Cauvery dispute and its solutions
For most of the inhabitants of Southern states of Karnataka, Tamil Nadu, Kerala and Puducherry, Cauvery is not just a river but a life giver, providing waters for both irrigation and drinking purposes. With the waters being fully utilized, it is of little surprise that the sharing and re-sharing of river waters has often been an emotional and contentious issue for over two centuries with jingoistic, parochial, linguistic and partisan politics overshadowing any sane or equitable solution.
River water disputes rarely yield to simple solutions. Out of India's 18 major rivers, 17 are interstate. Thus, when rivers do not respect political boundaries, river water disputes are bound to happen. In case of Cauvery river basin, Tamil Nadu has been an historical favorite. A bias perpetuated over a century in both 1892 and 1924 agreements (brokered by colonial rulers) was largely in favor of Madras Presidency, a key constituent and financial contributor of British Empire vis-a-vis the princely state of Mysore.
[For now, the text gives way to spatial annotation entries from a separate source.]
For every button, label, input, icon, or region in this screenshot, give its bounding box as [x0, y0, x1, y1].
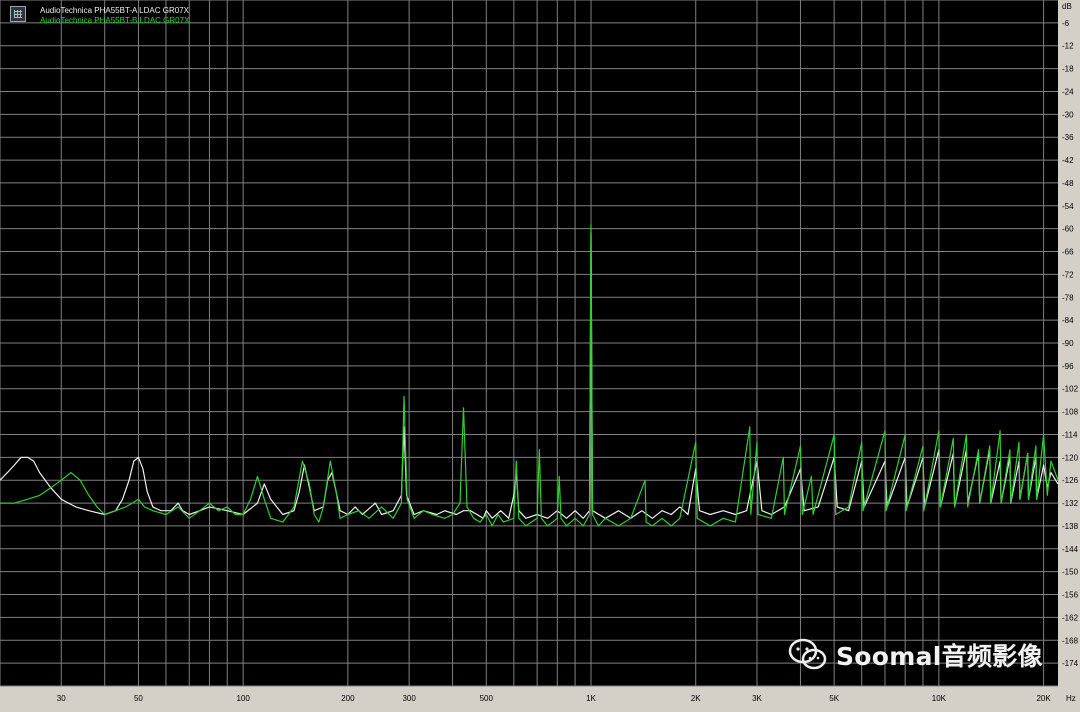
chart-container: dB -6 -12 -18 -24 -30 -36 -42 -48 -54 -60 -66 -72 -78…	[0, 0, 1080, 707]
y-tick-label: -72	[1062, 270, 1074, 279]
y-tick-label: -150	[1062, 568, 1079, 577]
x-tick-label: 200	[341, 694, 355, 703]
y-tick-label: -78	[1062, 293, 1074, 302]
y-tick-label: -18	[1062, 65, 1074, 74]
x-tick-label: 2K	[691, 694, 701, 703]
y-tick-label: -36	[1062, 133, 1074, 142]
x-tick-label: 5K	[829, 694, 839, 703]
y-tick-label: -12	[1062, 42, 1074, 51]
y-tick-label: -54	[1062, 202, 1074, 211]
y-tick-label: -66	[1062, 248, 1074, 257]
y-axis-labels: dB -6 -12 -18 -24 -30 -36 -42 -48 -54 -60 -66 -72 -78…	[1062, 2, 1079, 668]
y-tick-label: -138	[1062, 522, 1079, 531]
y-tick-label: -96	[1062, 362, 1074, 371]
y-tick-label: -114	[1062, 430, 1078, 439]
x-tick-label: 1K	[586, 694, 596, 703]
y-tick-label: -48	[1062, 179, 1074, 188]
y-tick-label: -60	[1062, 225, 1074, 234]
x-tick-label: 100	[236, 694, 250, 703]
watermark: Soomal音频影像	[788, 637, 1043, 673]
y-tick-label: -126	[1062, 476, 1079, 485]
x-tick-label: 500	[480, 694, 494, 703]
wechat-icon	[788, 637, 828, 673]
y-tick-label: -6	[1062, 19, 1070, 28]
x-tick-label: 20K	[1036, 694, 1051, 703]
x-tick-label: 30	[57, 694, 66, 703]
y-tick-label: -168	[1062, 636, 1079, 645]
x-tick-label: 3K	[752, 694, 762, 703]
y-tick-label: -120	[1062, 453, 1079, 462]
watermark-text: Soomal音频影像	[836, 642, 1043, 671]
y-tick-label: -156	[1062, 591, 1079, 600]
y-tick-label: -144	[1062, 545, 1079, 554]
y-tick-label: -30	[1062, 110, 1074, 119]
y-tick-label: -42	[1062, 156, 1074, 165]
y-tick-label: -90	[1062, 339, 1074, 348]
y-tick-label: dB	[1062, 2, 1072, 11]
x-tick-label: 300	[402, 694, 416, 703]
y-tick-label: -108	[1062, 408, 1079, 417]
y-tick-label: -162	[1062, 613, 1079, 622]
y-tick-label: -174	[1062, 659, 1079, 668]
x-tick-label: 10K	[932, 694, 947, 703]
x-axis-labels: 30 50 100 200 300 500 1K 2K 3K 5K 10K 20K	[57, 694, 1052, 703]
y-tick-label: -84	[1062, 316, 1074, 325]
y-tick-label: -24	[1062, 87, 1074, 96]
x-tick-label: 50	[134, 694, 143, 703]
y-tick-label: -102	[1062, 385, 1079, 394]
legend-item-series-a: AudioTechnica PHA55BT-A LDAC GR07X	[40, 6, 189, 15]
y-tick-label: -132	[1062, 499, 1079, 508]
graph-icon[interactable]	[10, 6, 26, 22]
spectrum-chart: dB -6 -12 -18 -24 -30 -36 -42 -48 -54 -60 -66 -72 -78…	[0, 0, 1079, 703]
x-axis-unit-label: Hz	[1066, 694, 1076, 703]
legend-item-series-b: AudioTechnica PHA55BT-B LDAC GR07X	[40, 16, 190, 25]
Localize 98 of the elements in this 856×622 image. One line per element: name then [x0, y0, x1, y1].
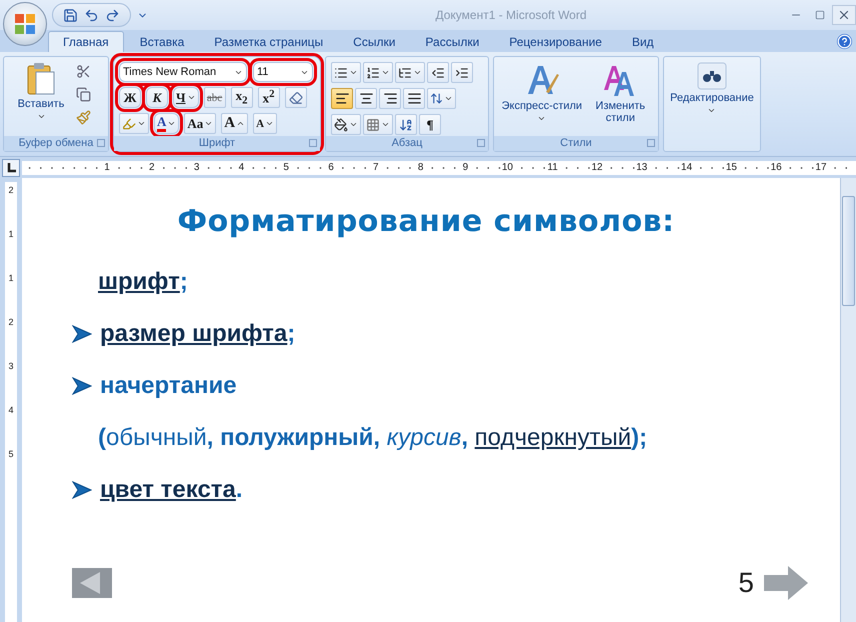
- numbering-button[interactable]: [363, 62, 393, 83]
- caret-icon: [381, 120, 390, 129]
- numbered-list-icon: [366, 66, 380, 80]
- align-icon: [358, 91, 374, 106]
- office-logo-icon: [13, 12, 37, 36]
- caret-icon: [36, 112, 46, 121]
- clear-format-button[interactable]: [284, 87, 307, 108]
- align-button[interactable]: [331, 88, 353, 109]
- copy-icon: [76, 87, 91, 102]
- decrease-indent-button[interactable]: [427, 62, 449, 83]
- ruler-number: 3: [8, 360, 14, 372]
- save-icon: [63, 8, 78, 22]
- caret-icon: [265, 119, 274, 128]
- multilevel-list-button[interactable]: [395, 62, 425, 83]
- align-button[interactable]: [403, 88, 425, 109]
- close-button[interactable]: [832, 5, 856, 25]
- caret-icon: [137, 119, 146, 128]
- tab-selector[interactable]: [2, 158, 20, 176]
- ruler-number: 5: [8, 448, 14, 460]
- caret-up-icon: [236, 119, 246, 128]
- shading-button[interactable]: [331, 114, 361, 135]
- ruler-number: 4: [8, 404, 14, 416]
- group-label: Абзац: [326, 136, 488, 151]
- group-label: Стили: [494, 136, 658, 151]
- help-icon: [837, 34, 852, 49]
- paste-button[interactable]: Вставить: [9, 62, 73, 136]
- bullet-list-icon: [334, 66, 348, 80]
- cut-icon: [76, 64, 91, 79]
- sort-icon: [399, 118, 413, 132]
- highlight-button[interactable]: [119, 113, 149, 134]
- group-label: Буфер обмена: [4, 136, 108, 151]
- multilevel-list-icon: [398, 66, 412, 80]
- sort-button[interactable]: [395, 114, 417, 135]
- shrink-font-button[interactable]: A: [253, 113, 278, 134]
- increase-indent-icon: [455, 66, 469, 80]
- align-icon: [406, 91, 422, 106]
- caret-icon: [186, 93, 196, 102]
- list-item-text: размер шрифта;: [100, 320, 296, 348]
- list-item-text: шрифт;: [98, 268, 188, 296]
- ruler-number: 2: [8, 184, 14, 196]
- caret-icon: [537, 114, 546, 123]
- decrease-indent-icon: [431, 66, 445, 80]
- ruler-number: 1: [8, 228, 14, 240]
- format-button[interactable]: x$_{2}$: [230, 87, 253, 108]
- paint-bucket-icon: [334, 118, 348, 132]
- scrollbar[interactable]: [840, 178, 856, 622]
- editing-button[interactable]: Редактирование: [670, 62, 754, 151]
- caret-icon: [349, 120, 358, 129]
- format-button[interactable]: x$^{2}$: [258, 87, 280, 108]
- eraser-icon: [288, 90, 303, 104]
- redo-icon: [105, 8, 120, 22]
- caret-icon: [444, 94, 453, 103]
- align-icon: [382, 91, 398, 106]
- ribbon-tab[interactable]: Разметка страницы: [200, 32, 338, 52]
- caret-icon: [381, 68, 390, 77]
- ruler-number: 2: [8, 316, 14, 328]
- restore-icon: [815, 10, 825, 20]
- ribbon-tab[interactable]: Рецензирование: [495, 32, 616, 52]
- caret-icon: [413, 68, 422, 77]
- line-spacing-icon: [430, 92, 443, 105]
- undo-icon: [84, 8, 99, 22]
- align-button[interactable]: [379, 88, 401, 109]
- highlighter-icon: [122, 116, 136, 130]
- quick-styles-button[interactable]: Экспресс-стили: [502, 62, 582, 136]
- change-case-button[interactable]: Aa: [184, 113, 216, 134]
- grow-font-button[interactable]: A: [221, 113, 248, 134]
- borders-icon: [366, 118, 380, 132]
- binoculars-icon: [696, 62, 727, 90]
- clipboard-icon: [26, 62, 56, 96]
- caret-icon: [349, 68, 358, 77]
- left-tab-icon: [6, 162, 16, 172]
- list-item-text: начертание: [100, 372, 237, 400]
- increase-indent-button[interactable]: [451, 62, 473, 83]
- line-spacing-button[interactable]: [427, 88, 456, 109]
- close-icon: [837, 8, 851, 22]
- ribbon-tab[interactable]: Ссылки: [339, 32, 410, 52]
- ribbon-tab[interactable]: Вставка: [126, 32, 198, 52]
- borders-button[interactable]: [363, 114, 393, 135]
- change-styles-button[interactable]: Изменить стили: [590, 62, 650, 136]
- caret-icon: [167, 119, 176, 128]
- list-item-text: цвет текста.: [100, 476, 243, 504]
- caret-icon: [707, 106, 716, 115]
- page-number: 5: [738, 567, 754, 599]
- ribbon-tab[interactable]: Вид: [618, 32, 668, 52]
- align-icon: [334, 91, 350, 106]
- list-item-text: (обычный, полужирный, курсив, подчеркнутый);: [98, 424, 648, 452]
- group-label: Шрифт: [114, 136, 320, 151]
- bullets-button[interactable]: [331, 62, 361, 83]
- align-button[interactable]: [355, 88, 377, 109]
- ruler-number: 1: [8, 272, 14, 284]
- window-title: Документ1 - Microsoft Word: [434, 8, 588, 22]
- ribbon-tab[interactable]: Главная: [48, 31, 124, 52]
- pilcrow-button[interactable]: ¶: [419, 114, 441, 135]
- ribbon-tab[interactable]: Рассылки: [411, 32, 494, 52]
- format-button[interactable]: abc: [204, 87, 226, 108]
- caret-icon: [204, 119, 214, 128]
- format-painter-icon: [76, 110, 91, 125]
- slide-title: Форматирование символов:: [176, 204, 676, 239]
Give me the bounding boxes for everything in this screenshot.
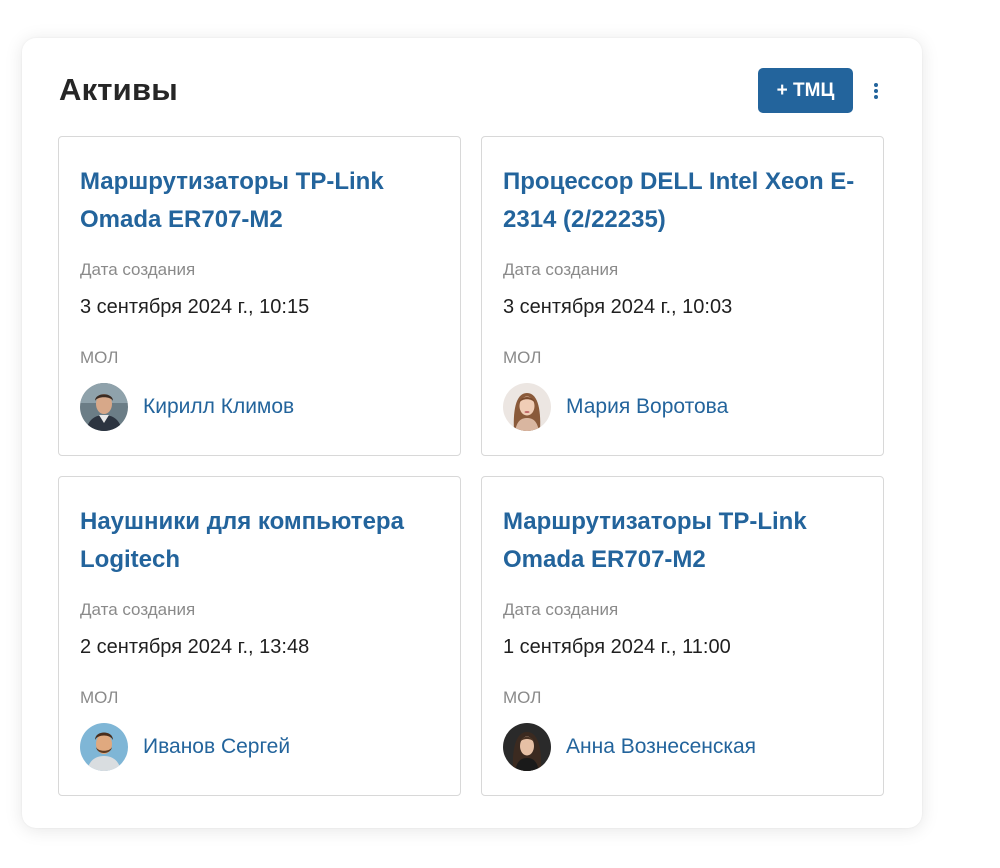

Thus, Tamil Nadu till today has steadfastly stuck to legal claims based on 1892 and 1924 agreements and relied on concept of "natural flow", " prescriptive rights", and "prior appropriation". In Karnataka's view point, earlier agreements were unequal to which it obliged under compulsion and cites as one of the reasons it lags behind Tamil Nadu in irrigation development.
The Cauvery basin drains an area of over 81000 sqkm, over 34000 sqkm lies under Karnataka, over 43,000 sqkm in Tamil Nadu and rest in Kerala and Puducherry. After the 1924 agreement of pre-independent India came to an end in 1974, negotiations for river water sharing started and finally year interstate Tribunal i.e. Cauvery Water Disputes Tribunal (CWDT) was set up in 1990, that passed an order in 1991 and final order in 2007.
It awarded Tamil Nadu 419 TMC, Karnataka 270 TMC, Kerala 30 TMC and Puducherry 7 TMC during normal rain years. Both Tamil Nadu and Karnataka challenged the decision in Supreme Court. Another contentious clause was that in distress years, when availability of water is less; the share of water shall be reduced proportionally. The tribunal, however, did not specify quantum and timelines for release of water to Tamil Nadu when inflows are weak. It has aggravated this year because , even though many parts of Karnataka received excess of 40% of rainfall, but the main catchment area of Cauvery basin in Kodagu district has got 33% below normal rainfall from Southeast monsoon. This implies that the water in four major reservoirs in Karnataka i.e. Krishna Raja Sagar, Kabini, Harangi and Hemavathi is less than normal to meet the demands in the area and Bengaluru city. In this event, Karnataka that initially maintained would release 10000 cusecs later refused to release any water. Over various hearings, Supreme Court bench reduced the quantities from 15000 to 12000 to 6000 cusecs to which Karnataka refused. However, on 4th October, 2016 it finally grudgingly released 6800 cusecs when the apex court asked it to not defy the order. It gives a reason that how Karnataka would be compensated when Tamil Nadu also receives rain from North East monsoons in later months and have sufficient water to meet their needs.
Thus, any sharing agreement to be sustainable requires continued goodwill and cooperation among all parties.
Firstly, the Tribunal should arrive at an allocation of available water taking into account scope for economy and efficiency in water use, legal, factual, equitable, hydrological, agro-economic and other relevant factors.
Secondly, the problem of water sharing should be viewed in a dynamic instead of static, zero some perspective. Joint efforts must be undertaken to augment availability to decrease wastage. They can undertake catchment treatment activities, afforestation and soil conservation to improve moisture yield and controls siltation. Another area of mutual interest should be control of pollution, eco-degradation and judicious development of hydrological projects.
Thirdly, efficient irrigation practices like modernisation of irrigation systems, changing cropping patterns, crop diversification viz. shifting to less water guzzling varieties of sugar cane and rice should be incentivized. For example, switch to drip or SRI (System of Rice Intensification) - a low water, labor intensive method to increase yield could be practiced.
Fourthly, scientific water conservation and management measures rainwater harvesting, drainage improvement and building of additional storage capacity especially above and below Mettur region can be bolstered.
Finally, the root cause of this dispute is due to prolonged and inconclusive negotiations that have exacerbated differences. The basin states can initiate conciliation and submit a joint declaration to the Tribunal. The award of the Tribunal should be guided by Helsinki Rules, 1966 taking into account interest of all four riparian states to secure timely and equitable water availability.
Water sharing disputes across the country or even beyond are bound to increase with escalating demand, increasing pollution and reduction in available potable water. Climate change is likely to worsen the situation with changing monsoon patterns, increasing temperature, melting of glaciers and rising sea levels. It is thus need of the hour to sort these differences amicably through dialogue and negotiations such that they do not dilate into an ugly situation over this precious resource.